Parallèlement, l’Espagne s’attend à de grandes pertes, environ 1/5 de ses visiteurs étant britanniques. Les agences de tourisme à Londres disent s’attendre à de dures années à venir.

La baisse de la livre va grandement désavantager les Britanniques pour payer les logements et les voyages en dehors du pays.

Le camp du « Leave » a remporté vendredi matin le référendum sur le Brexit avec 52% des voix, sortant ainsi le Royaume-Uni du bloc de 28 nations auquel il a adhéré il y a 43 ans.

La livre sterling et l’euro ont été durement touchés après le vote, alors que les inquiétudes des investisseurs concernant l’impact du Brexit sur le Royaume-Uni et la zone euro se sont aggravées.
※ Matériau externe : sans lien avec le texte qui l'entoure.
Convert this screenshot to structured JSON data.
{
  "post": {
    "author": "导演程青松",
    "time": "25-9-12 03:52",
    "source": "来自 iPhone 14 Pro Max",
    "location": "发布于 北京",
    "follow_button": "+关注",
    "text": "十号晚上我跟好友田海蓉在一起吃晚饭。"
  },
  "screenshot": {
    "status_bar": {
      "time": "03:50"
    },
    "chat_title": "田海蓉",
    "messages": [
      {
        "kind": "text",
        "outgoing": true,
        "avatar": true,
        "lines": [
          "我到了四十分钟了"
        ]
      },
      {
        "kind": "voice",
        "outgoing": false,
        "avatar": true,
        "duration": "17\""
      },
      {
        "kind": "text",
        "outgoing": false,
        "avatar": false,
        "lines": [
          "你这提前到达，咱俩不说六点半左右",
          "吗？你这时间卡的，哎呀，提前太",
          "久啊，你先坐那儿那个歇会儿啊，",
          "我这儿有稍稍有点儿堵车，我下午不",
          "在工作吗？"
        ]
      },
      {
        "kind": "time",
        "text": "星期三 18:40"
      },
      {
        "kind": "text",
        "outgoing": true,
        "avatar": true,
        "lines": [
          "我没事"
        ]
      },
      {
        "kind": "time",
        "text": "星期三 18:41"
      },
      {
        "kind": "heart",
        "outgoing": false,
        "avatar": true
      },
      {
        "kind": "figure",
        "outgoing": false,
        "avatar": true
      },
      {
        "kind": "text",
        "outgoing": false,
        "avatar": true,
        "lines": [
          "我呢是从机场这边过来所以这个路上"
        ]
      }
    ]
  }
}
La livre a ainsi plongé de 10% comparée au dollar américain.

Robert Savage, PDG de CC Track Solutions, a indiqué vendredi que la livre sterling « continuera de souffrir des incertitudes politiques et de croissance ».

Avant le référendum, l’investisseur milliardaire George Soros avait prédit qu’un Brexit serait une catastrophe pour l’économie britannique, annonçant que la livre chuterait de 15% à 20%.

En plus de son impact négatif sur le tourisme européen, la City de Londres risque également de perdre son « passeport UE », permettant aux banques britanniques de traiter librement avec les banques européennes.

Francois Villeroy de Galhau, membre du Conseil de la Banque centrale européenne, a déclaré sur la radio France Inter que si le Royaume-Uni quittait l’UE, le pays ne serait pas en mesure de conserver ce passeport et de maintenir les mêmes relations avec les banques du bloc européen.

Le Royaume-Uni devra continuer de respecter les règles européennes s’il souhaite garder accès au marché unique, a ajouté M. de Galhau.

Les ministres des Affaires étrangères des six pays fondateurs de l’UE se sont rencontrés samedi à Berlin, appelant à une procédure de sortie rapide du Royaume-Uni.